China's stock market will be on the doorstep

Release time:2017-10-16 15:40
Author:asdf

Before the National Day, the central bank issued a directive reduction policy, which is the first time since the central bank's general decline in March 2016.

China's past reserve requirements are no longer the norm, subject to exchange rate expectations.

The biggest obstacle to the past is exchange rate, the central bank is afraid to increase the expected pressure of depreciation, so as to increase the pressure of management pressure.

However, after September, after the wind changed, the expectation of RMB depreciation became the expectation of appreciation, and the change in the direction of exchange rate stability opened up the space for reduction.

Smooth on the other hand, China's M2, by statistics of expanding the range of (breakthrough of quasi currency WB and IMF and other traditional category, so that China's M2 and hook to asset prices, and real estate and directly affect the M2) and expansion of the money multiplier is hard to understand.

When the adjustment of the exchange rate was changed, M2 also continued to decline because of the property control, so that the authorities had to step down.

The author believes that this adjustment is significantly more than market expectations.

First of all, the asset scope of the concessional reserve ratio has been expanded, and this reduction has expanded the preferential field and redefined the scope as inclusive finance.
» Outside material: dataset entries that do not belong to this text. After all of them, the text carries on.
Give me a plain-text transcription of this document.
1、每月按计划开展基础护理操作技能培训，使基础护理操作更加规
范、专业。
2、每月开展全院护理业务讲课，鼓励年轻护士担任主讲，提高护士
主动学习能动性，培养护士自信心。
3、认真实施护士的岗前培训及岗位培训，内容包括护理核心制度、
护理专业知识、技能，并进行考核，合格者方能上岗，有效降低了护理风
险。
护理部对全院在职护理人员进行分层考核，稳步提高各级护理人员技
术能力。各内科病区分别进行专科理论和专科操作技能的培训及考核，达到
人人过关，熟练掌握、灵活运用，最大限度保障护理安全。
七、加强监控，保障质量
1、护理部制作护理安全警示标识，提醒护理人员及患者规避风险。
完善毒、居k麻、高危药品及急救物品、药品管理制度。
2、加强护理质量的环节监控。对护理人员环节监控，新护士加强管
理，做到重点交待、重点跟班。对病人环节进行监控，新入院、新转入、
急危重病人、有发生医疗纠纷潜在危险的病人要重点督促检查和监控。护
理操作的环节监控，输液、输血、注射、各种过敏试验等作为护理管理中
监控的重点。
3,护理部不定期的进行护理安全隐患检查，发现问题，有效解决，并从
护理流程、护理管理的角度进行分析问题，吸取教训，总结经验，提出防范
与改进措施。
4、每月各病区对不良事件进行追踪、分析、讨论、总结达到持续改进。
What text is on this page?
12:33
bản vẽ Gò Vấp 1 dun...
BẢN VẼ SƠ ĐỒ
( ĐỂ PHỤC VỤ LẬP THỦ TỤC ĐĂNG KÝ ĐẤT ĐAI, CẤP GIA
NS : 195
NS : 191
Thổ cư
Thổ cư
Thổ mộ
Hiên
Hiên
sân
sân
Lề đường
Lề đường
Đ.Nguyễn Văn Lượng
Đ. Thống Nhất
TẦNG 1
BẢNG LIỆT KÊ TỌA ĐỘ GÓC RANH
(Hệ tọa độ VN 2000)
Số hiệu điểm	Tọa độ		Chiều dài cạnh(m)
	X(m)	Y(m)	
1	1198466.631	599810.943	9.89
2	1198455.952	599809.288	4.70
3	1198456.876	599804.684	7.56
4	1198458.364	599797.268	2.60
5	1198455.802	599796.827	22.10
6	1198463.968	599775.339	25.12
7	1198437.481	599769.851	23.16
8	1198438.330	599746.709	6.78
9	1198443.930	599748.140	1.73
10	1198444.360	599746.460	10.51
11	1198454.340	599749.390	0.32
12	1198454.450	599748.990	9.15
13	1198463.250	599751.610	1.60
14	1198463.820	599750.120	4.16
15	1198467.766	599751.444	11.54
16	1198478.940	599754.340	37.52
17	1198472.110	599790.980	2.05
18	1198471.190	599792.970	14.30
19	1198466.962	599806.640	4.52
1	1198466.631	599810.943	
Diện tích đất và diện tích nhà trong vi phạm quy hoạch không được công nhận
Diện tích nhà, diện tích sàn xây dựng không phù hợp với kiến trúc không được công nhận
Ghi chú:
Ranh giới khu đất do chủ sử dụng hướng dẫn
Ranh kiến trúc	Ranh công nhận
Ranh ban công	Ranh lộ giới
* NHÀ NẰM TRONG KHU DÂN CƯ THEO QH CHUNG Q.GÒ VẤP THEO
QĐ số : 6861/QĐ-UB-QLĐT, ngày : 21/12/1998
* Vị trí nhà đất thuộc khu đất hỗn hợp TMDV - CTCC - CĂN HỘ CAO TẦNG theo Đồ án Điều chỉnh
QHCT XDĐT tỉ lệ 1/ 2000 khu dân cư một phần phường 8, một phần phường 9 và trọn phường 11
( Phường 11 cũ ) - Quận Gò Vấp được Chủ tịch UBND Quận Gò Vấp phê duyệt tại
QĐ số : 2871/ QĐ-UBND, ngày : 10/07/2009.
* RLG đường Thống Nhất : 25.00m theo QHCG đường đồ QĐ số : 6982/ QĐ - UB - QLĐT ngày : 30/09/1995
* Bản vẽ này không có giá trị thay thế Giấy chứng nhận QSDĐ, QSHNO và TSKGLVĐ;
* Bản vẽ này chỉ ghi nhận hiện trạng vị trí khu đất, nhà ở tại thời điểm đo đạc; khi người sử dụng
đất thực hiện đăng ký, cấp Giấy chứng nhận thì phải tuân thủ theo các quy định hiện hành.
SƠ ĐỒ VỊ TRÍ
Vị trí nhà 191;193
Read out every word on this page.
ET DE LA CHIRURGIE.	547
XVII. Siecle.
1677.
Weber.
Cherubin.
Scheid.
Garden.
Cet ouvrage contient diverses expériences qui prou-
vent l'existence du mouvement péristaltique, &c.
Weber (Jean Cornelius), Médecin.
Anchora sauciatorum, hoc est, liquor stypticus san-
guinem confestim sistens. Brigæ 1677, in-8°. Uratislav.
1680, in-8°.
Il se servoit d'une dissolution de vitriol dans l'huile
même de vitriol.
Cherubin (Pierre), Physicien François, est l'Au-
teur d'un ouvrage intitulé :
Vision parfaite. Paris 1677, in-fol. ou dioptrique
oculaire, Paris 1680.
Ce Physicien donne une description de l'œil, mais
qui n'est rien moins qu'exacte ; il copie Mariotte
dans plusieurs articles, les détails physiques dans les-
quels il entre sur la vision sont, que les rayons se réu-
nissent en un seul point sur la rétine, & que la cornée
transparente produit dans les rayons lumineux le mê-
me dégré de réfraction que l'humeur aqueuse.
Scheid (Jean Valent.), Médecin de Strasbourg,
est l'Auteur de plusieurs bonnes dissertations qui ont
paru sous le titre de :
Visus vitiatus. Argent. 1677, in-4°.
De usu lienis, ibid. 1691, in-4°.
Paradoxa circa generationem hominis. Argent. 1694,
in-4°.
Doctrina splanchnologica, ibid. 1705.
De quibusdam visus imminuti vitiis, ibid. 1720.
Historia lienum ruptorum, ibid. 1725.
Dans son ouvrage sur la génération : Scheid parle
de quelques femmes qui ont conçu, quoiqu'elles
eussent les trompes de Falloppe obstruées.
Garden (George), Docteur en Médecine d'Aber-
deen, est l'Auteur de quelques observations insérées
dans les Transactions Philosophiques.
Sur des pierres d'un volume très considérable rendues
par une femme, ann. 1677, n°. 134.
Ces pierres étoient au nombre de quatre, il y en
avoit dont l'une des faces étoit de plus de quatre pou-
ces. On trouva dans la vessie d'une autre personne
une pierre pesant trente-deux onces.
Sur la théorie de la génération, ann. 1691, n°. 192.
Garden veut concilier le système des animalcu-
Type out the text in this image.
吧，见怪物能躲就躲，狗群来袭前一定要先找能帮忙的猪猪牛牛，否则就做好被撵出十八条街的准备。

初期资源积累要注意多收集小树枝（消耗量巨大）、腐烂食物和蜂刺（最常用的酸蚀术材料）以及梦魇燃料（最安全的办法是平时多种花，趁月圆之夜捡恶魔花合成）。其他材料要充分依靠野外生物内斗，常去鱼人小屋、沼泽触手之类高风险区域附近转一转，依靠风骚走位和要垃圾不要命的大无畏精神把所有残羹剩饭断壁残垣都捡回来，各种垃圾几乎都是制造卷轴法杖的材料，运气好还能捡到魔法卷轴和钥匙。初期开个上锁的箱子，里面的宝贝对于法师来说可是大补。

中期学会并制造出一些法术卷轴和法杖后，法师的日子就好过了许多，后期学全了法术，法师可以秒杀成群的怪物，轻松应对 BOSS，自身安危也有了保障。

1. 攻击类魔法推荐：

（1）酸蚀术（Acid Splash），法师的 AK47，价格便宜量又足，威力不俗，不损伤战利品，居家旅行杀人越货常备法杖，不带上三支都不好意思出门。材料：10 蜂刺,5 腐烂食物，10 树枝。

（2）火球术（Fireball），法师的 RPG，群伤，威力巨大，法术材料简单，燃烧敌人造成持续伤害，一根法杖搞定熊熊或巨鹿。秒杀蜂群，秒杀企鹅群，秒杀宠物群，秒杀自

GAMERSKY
Second, the directional fall of the second block, the first tranche of the door is lower, actually has the general health property.

Third, the preferential application of the object is expanded, and the state-owned large industry can also apply the policy of targeted reduction.

The original differential reserve interest rate policy, not every time the state-owned commercial Banks are included, the joint-stock commercial banking sector is also treated differently.

With the development of the financial market, the inter-bank transactions increased;

The diversification of financial institutions' assets and the increase of non-credit ratio have further raised the demand for market financing.

From the market financing institutions, large Chinese Banks and insurance institutions, RongChu party are usually on the money market funds, and small and medium-sized Banks, financial institutions and other products, securities institutions are usually capital demanders.

Due to pratt &whitney financial development, and small and medium-sized Banks to apply more discounts the reserve requirement ratio, will greatly improve the currency supply and demand of the market, monetary market funds demand relatively reduced, thus is advantageous to the money market interest rates decline.